Many people are timid about hosting an afternoon tea and they shouldn’t be. It’s so much easier to entertain on this scale [instead of a multiple course dinner] and thus a lot more fun. And as a bonus you get to show off your pretty porcelain or bone china tea set.
A good offering of teas is your natural starting point. You may want to serve more than one type of tea to accommodate your guests’ tastes, or ask ahead of time for preferences. Popular teas that are generally well received are English Breakfast, Earl Grey, Darjeeling, and Rose Congou (a delicately scented rich black tea with red rose petals).
What do I serve with the tea?
You can choose from the following or come up with some ideas of your own.
- Lemon slices (not wedges), sugar cubes, milk
- Breads, scones and rolls – to be spread with unsalted room temperature butter (served in a small condiment dish), honey, or jams, served in some nice-looking ramekins
- Tea sandwiches are delightful, easy to make, and offer a wide range of possibilities — salmon, cucumber with dill or mint, egg salad, goat cheese and capers. Always serve with the edges trimmed off the bread.

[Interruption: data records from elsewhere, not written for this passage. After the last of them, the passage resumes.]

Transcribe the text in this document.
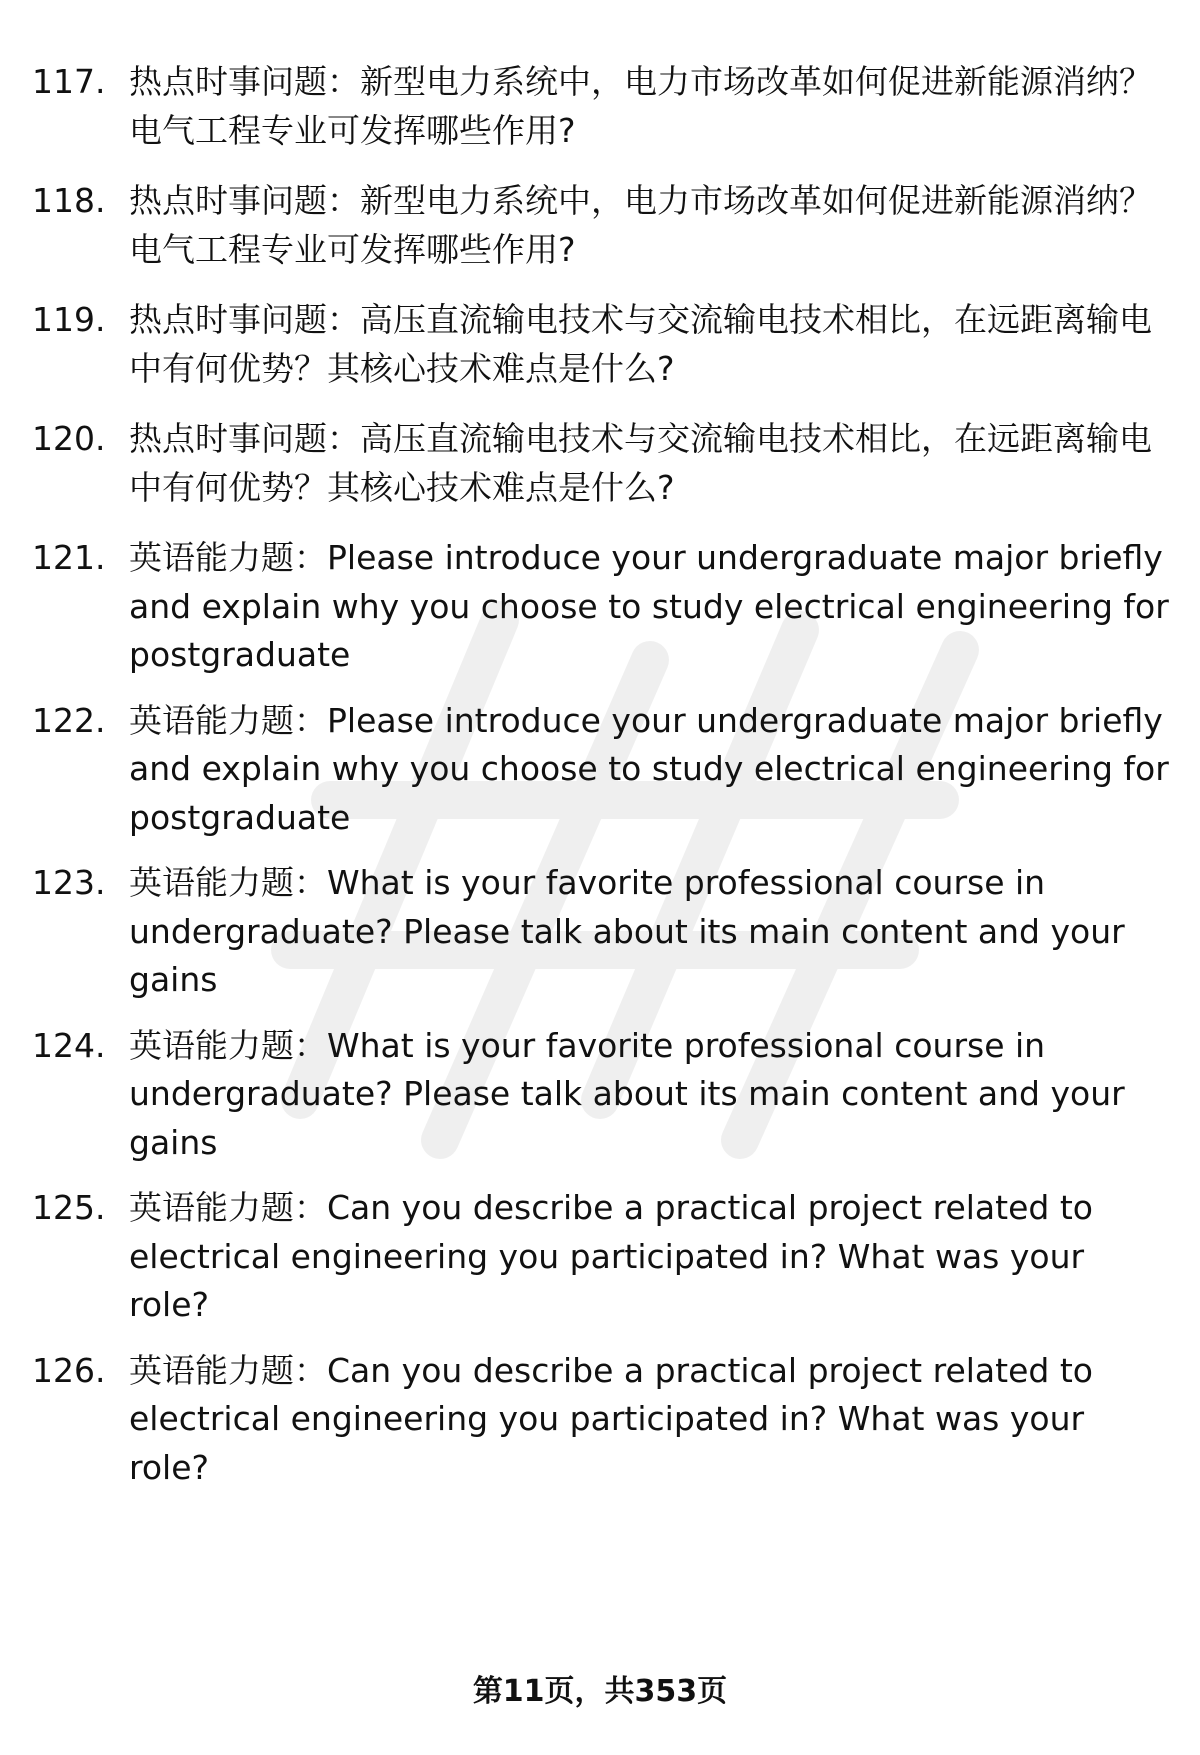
117. 热点时事问题：新型电力系统中，电力市场改革如何促进新能源消纳？电气工程专业可发挥哪些作用?
118. 热点时事问题：新型电力系统中，电力市场改革如何促进新能源消纳？电气工程专业可发挥哪些作用?
119. 热点时事问题：高压直流输电技术与交流输电技术相比，在远距离输电中有何优势？其核心技术难点是什么?
120. 热点时事问题：高压直流输电技术与交流输电技术相比，在远距离输电中有何优势？其核心技术难点是什么?
121. 英语能力题：Please introduce your undergraduate major briefly and explain why you choose to study electrical engineering for postgraduate
122. 英语能力题：Please introduce your undergraduate major briefly and explain why you choose to study electrical engineering for postgraduate
123. 英语能力题：What is your favorite professional course in undergraduate? Please talk about its main content and your gains
124. 英语能力题：What is your favorite professional course in undergraduate? Please talk about its main content and your gains
125. 英语能力题：Can you describe a practical project related to electrical engineering you participated in? What was your role?
126. 英语能力题：Can you describe a practical project related to electrical engineering you participated in? What was your role?
第11页，共353页
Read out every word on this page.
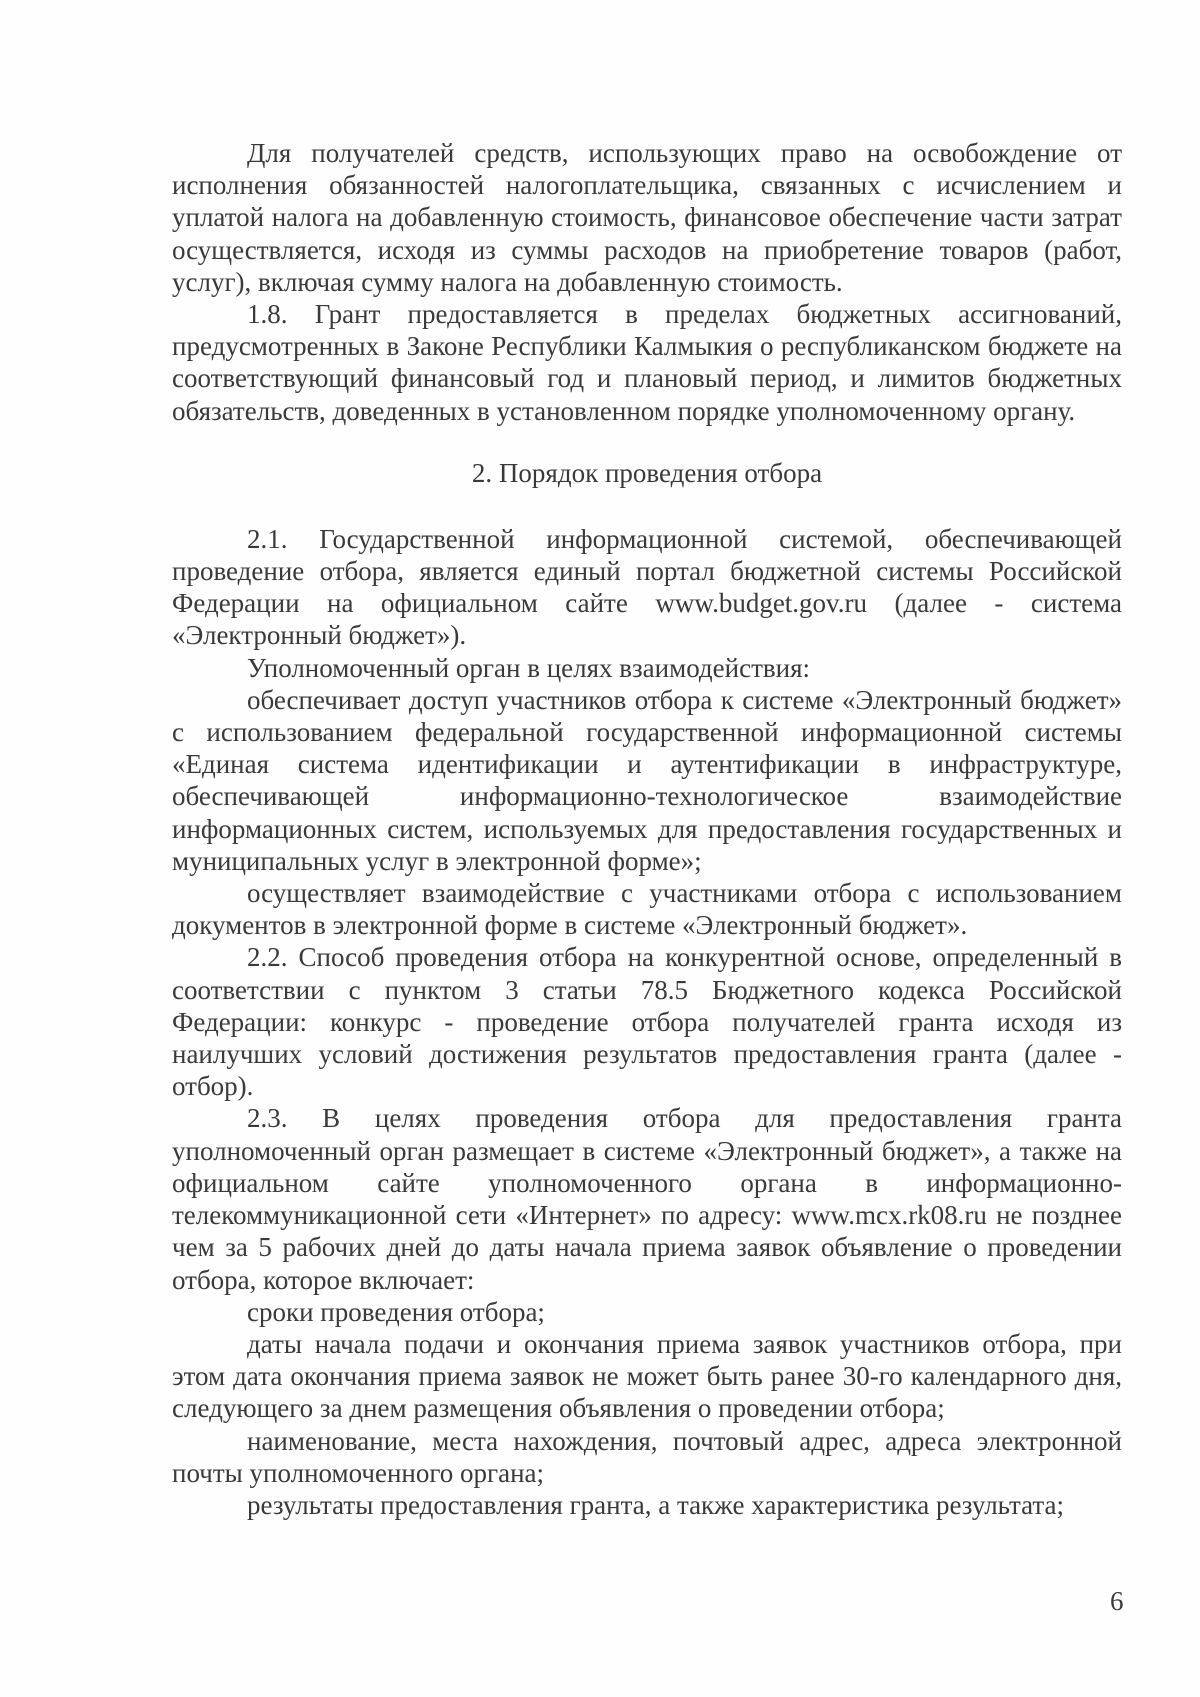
Для получателей средств, использующих право на освобождение от исполнения обязанностей налогоплательщика, связанных с исчислением и уплатой налога на добавленную стоимость, финансовое обеспечение части затрат осуществляется, исходя из суммы расходов на приобретение товаров (работ, услуг), включая сумму налога на добавленную стоимость.

1.8. Грант предоставляется в пределах бюджетных ассигнований, предусмотренных в Законе Республики Калмыкия о республиканском бюджете на соответствующий финансовый год и плановый период, и лимитов бюджетных обязательств, доведенных в установленном порядке уполномоченному органу.

2. Порядок проведения отбора

2.1. Государственной информационной системой, обеспечивающей проведение отбора, является единый портал бюджетной системы Российской Федерации на официальном сайте www.budget.gov.ru (далее - система «Электронный бюджет»).

Уполномоченный орган в целях взаимодействия:

обеспечивает доступ участников отбора к системе «Электронный бюджет» с использованием федеральной государственной информационной системы «Единая система идентификации и аутентификации в инфраструктуре, обеспечивающей информационно-технологическое взаимодействие информационных систем, используемых для предоставления государственных и муниципальных услуг в электронной форме»;

осуществляет взаимодействие с участниками отбора с использованием документов в электронной форме в системе «Электронный бюджет».

2.2. Способ проведения отбора на конкурентной основе, определенный в соответствии с пунктом 3 статьи 78.5 Бюджетного кодекса Российской Федерации: конкурс - проведение отбора получателей гранта исходя из наилучших условий достижения результатов предоставления гранта (далее - отбор).

2.3. В целях проведения отбора для предоставления гранта уполномоченный орган размещает в системе «Электронный бюджет», а также на официальном сайте уполномоченного органа в информационно-телекоммуникационной сети «Интернет» по адресу: www.mcx.rk08.ru не позднее чем за 5 рабочих дней до даты начала приема заявок объявление о проведении отбора, которое включает:

сроки проведения отбора;

даты начала подачи и окончания приема заявок участников отбора, при этом дата окончания приема заявок не может быть ранее 30-го календарного дня, следующего за днем размещения объявления о проведении отбора;

наименование, места нахождения, почтовый адрес, адреса электронной почты уполномоченного органа;

результаты предоставления гранта, а также характеристика результата;

6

- Cookies – don’t overdo [save the chocolate chip and peanut butter cookies for your children. Go with something a bit more sophisticated]. Try shortbreads, lemon cookies, madeleines, almond , butter cookies or Russian tea cakes
- Chocolate-covered or candied fruit, such as chocolate strawberries or candied orange rinds
Want more solutions on what to serve and how to make it? You can’t beat The Pleasures of Afternoon Tea — filled with mouth-watering color photos and 150 recipes, including breads, buns, scones, cakes, cookies, filled pastries and even Cornish Pasties!
Now, you’ve found some great recipes and made several of them. You’re ready to arrange your goodies. If you are using a 3-tier stand, place the tea sandwiches on the bottom tier, the scones and rolls or biscuits on the middle tier, and the sweets on the top. If not, just group the breads separately from the sandwiches and arrange the sweets in a separate area.
Brewing the Tea
Spring water is more desirable than tap water, but not absolutely necessary. Put the kettle on to near boiling and then pour a small amount into the teapot and swirl it around so it warms the pot, then pour it out. You now have a warm teapot ready for your kettle of water and your loose tea or teabags.
Add one generous teaspoon of tea per cup plus one teaspoon for the pot. Or use one tea bag in the pot for each cup.
When the water in the kettle comes to a full, pour it into the teapot and allow it to steep for 3 to 5 minutes. Use a tea cozy or a towel over the teapot to hold in the heat and to let the tea leaves fully release their flavor.